Comment by cogman10

7 hours ago

5 years ago. And it looks like the state was actually taking pretty aggressive moves against the fraud including ongoing investigations and legislation to shut down the fraud. [1]

There was active prosecution ongoing literally right up until Shirly's video. That's taking the matter seriously.

[1] https://en.wikipedia.org/wiki/2020s_Minnesota_fraud_scandals

>There was active prosecution ongoing literally right up until Shirly's video

Oh yeah, the prosecution was sooo active that all the daycares listed as operational and receiving funding, had no kids in them, had blacked out or boarded up windows, misspelled signs, and if you went in to ask for enrollment 3 angry men would come out shouting at you. How many legit daycares have you seen that look like that?

  • Yes, because when I enroll a child in a daycare I start by wandering around the facilities with a camera man and then I demand to see the children. But sure is suspicious that this place has no kids in it when I visit it outside it's posted operation hours.

    Nick did a day worth of shooting, didn't follow up, and didn't check basic things like hours of operation.

    • Right, everybody, especially the author of this piece, agrees that what Shirley did was bad and stupid. And also unnecessary, because we had documentary evidence from the Minnesota government itself showing the scale of the fraud here.

      5 replies →

    • >I start by wandering around the facilities with a camera man

      How does one wandering around with a camera affect the fact that the daycares had blacked out or boarded up windows, misspelled signs, and if you went in to ask for enrollment then 3 angry men would come out shouting at you?

      Do you even hear yourself? Are they Schrodinger's daycares? Do they become compliant the moment you stop filming them?

      8 replies →

To put it mildly I don't think there's a consensus among Minnesota DFL-types who paid attention to this that the state at any point took the matter seriously in proportion to its severity. There's a lot of evidence that they did the opposite thing. I try to avoid openly identifying my partisan commitments (see this whole thread for why) but: this shit is what we Democrats constantly dunk on the GOP for doing, and we're not acquitting ourselves well here.

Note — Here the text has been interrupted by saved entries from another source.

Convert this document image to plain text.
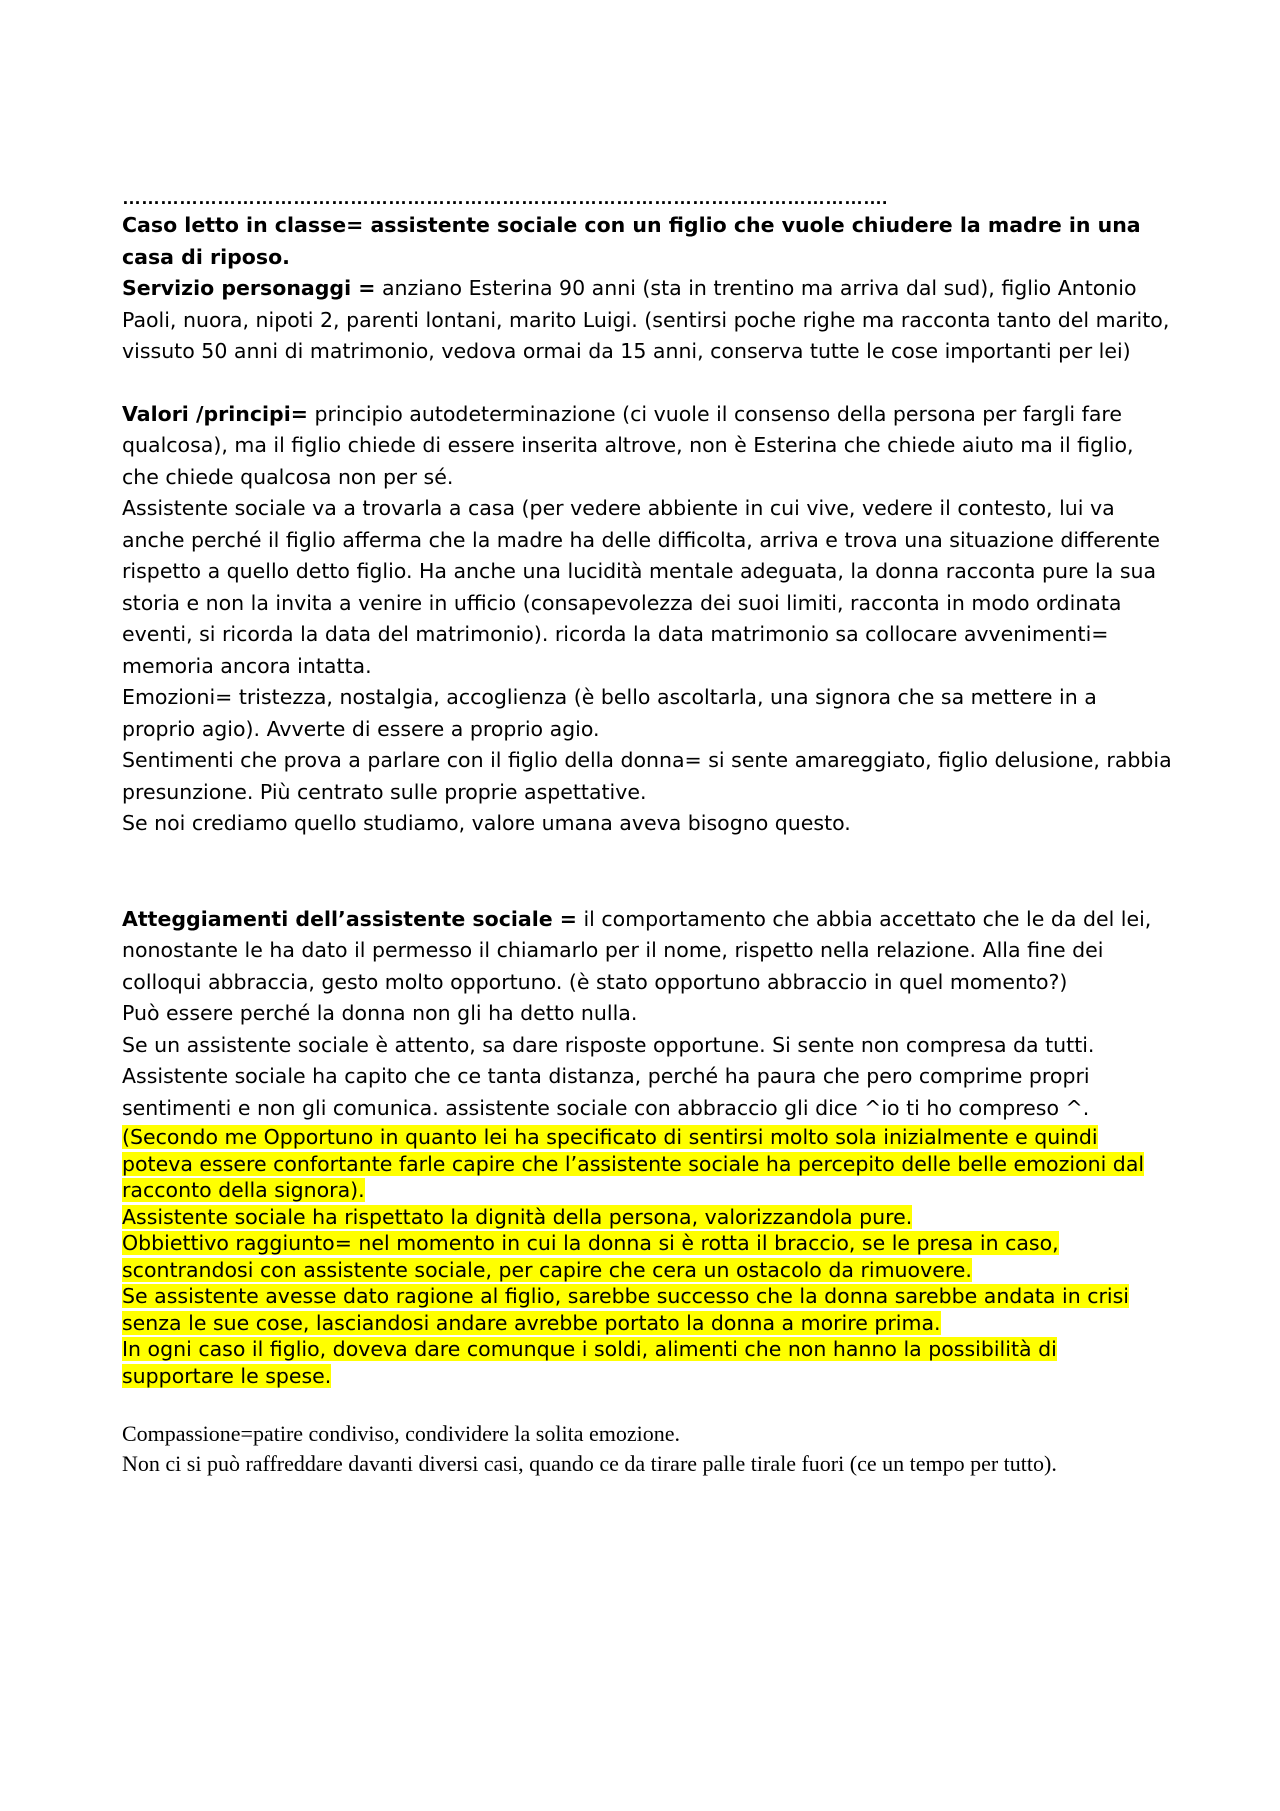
………………………………………………………………………………………………………….

Caso letto in classe= assistente sociale con un figlio che vuole chiudere la madre in una casa di riposo.

Servizio personaggi = anziano Esterina 90 anni (sta in trentino ma arriva dal sud), figlio Antonio Paoli, nuora, nipoti 2, parenti lontani, marito Luigi. (sentirsi poche righe ma racconta tanto del marito, vissuto 50 anni di matrimonio, vedova ormai da 15 anni, conserva tutte le cose importanti per lei)

Valori /principi= principio autodeterminazione (ci vuole il consenso della persona per fargli fare qualcosa), ma il figlio chiede di essere inserita altrove, non è Esterina che chiede aiuto ma il figlio, che chiede qualcosa non per sé.

Assistente sociale va a trovarla a casa (per vedere abbiente in cui vive, vedere il contesto, lui va anche perché il figlio afferma che la madre ha delle difficolta, arriva e trova una situazione differente rispetto a quello detto figlio. Ha anche una lucidità mentale adeguata, la donna racconta pure la sua storia e non la invita a venire in ufficio (consapevolezza dei suoi limiti, racconta in modo ordinata eventi, si ricorda la data del matrimonio). ricorda la data matrimonio sa collocare avvenimenti= memoria ancora intatta.

Emozioni= tristezza, nostalgia, accoglienza (è bello ascoltarla, una signora che sa mettere in a proprio agio). Avverte di essere a proprio agio.

Sentimenti che prova a parlare con il figlio della donna= si sente amareggiato, figlio delusione, rabbia presunzione. Più centrato sulle proprie aspettative.

Se noi crediamo quello studiamo, valore umana aveva bisogno questo.

Atteggiamenti dell’assistente sociale = il comportamento che abbia accettato che le da del lei, nonostante le ha dato il permesso il chiamarlo per il nome, rispetto nella relazione. Alla fine dei colloqui abbraccia, gesto molto opportuno. (è stato opportuno abbraccio in quel momento?)

Può essere perché la donna non gli ha detto nulla.

Se un assistente sociale è attento, sa dare risposte opportune. Si sente non compresa da tutti.

Assistente sociale ha capito che ce tanta distanza, perché ha paura che pero comprime propri sentimenti e non gli comunica. assistente sociale con abbraccio gli dice ^io ti ho compreso ^.

(Secondo me Opportuno in quanto lei ha specificato di sentirsi molto sola inizialmente e quindi poteva essere confortante farle capire che l’assistente sociale ha percepito delle belle emozioni dal racconto della signora).

Assistente sociale ha rispettato la dignità della persona, valorizzandola pure.

Obbiettivo raggiunto= nel momento in cui la donna si è rotta il braccio, se le presa in caso, scontrandosi con assistente sociale, per capire che cera un ostacolo da rimuovere.

Se assistente avesse dato ragione al figlio, sarebbe successo che la donna sarebbe andata in crisi senza le sue cose, lasciandosi andare avrebbe portato la donna a morire prima.

In ogni caso il figlio, doveva dare comunque i soldi, alimenti che non hanno la possibilità di supportare le spese.

Compassione=patire condiviso, condividere la solita emozione.

Non ci si può raffreddare davanti diversi casi, quando ce da tirare palle tirale fuori (ce un tempo per tutto).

It's annoying that we're talking about this in these terms, because the article is about public services fraud, and it's mostly technical, and it's an interesting subject. We shouldn't have to debate Tim Walz to engage with it.

The volume of prosecution that had occurred or was slated to occur was laughable compared to the amount of fraud known or reasonably believed to have occurred. When it is done at scale, prosecution is inefficient and much less effective than reforming processes so as to preempt fraud, which is not something that happened, as evidenced by the continuing fraud after the initial round of prosecution.

FTA:

> So-called “pay-and-chase”, where we put the burden on the government to disallow payments for violations retrospectively, has been enormously expensive and ineffective. Civil liability bounces off of exists-only-to-defraud LLC. Criminal prosecutions, among the most expensive kinds of intervention the government is capable of doing short of kinetic war, result in only a ~20% reduction in fraudulent behavior. Rearchitecting the process to require prior authorization resulted in an “immediate and permanent” 68% reduction. (I commend to you this research on Medicare fraud regarding dialysis transport. And yes, the team did some interesting work to distinguish fraudulent from legitimate usage of the program. Non-emergency transport for dialysis specifically had exploded in reimbursements—see Figure 1— not because American kidneys suddenly got worse but because fraudsters adversarially targeted an identified weakness in Medicare.)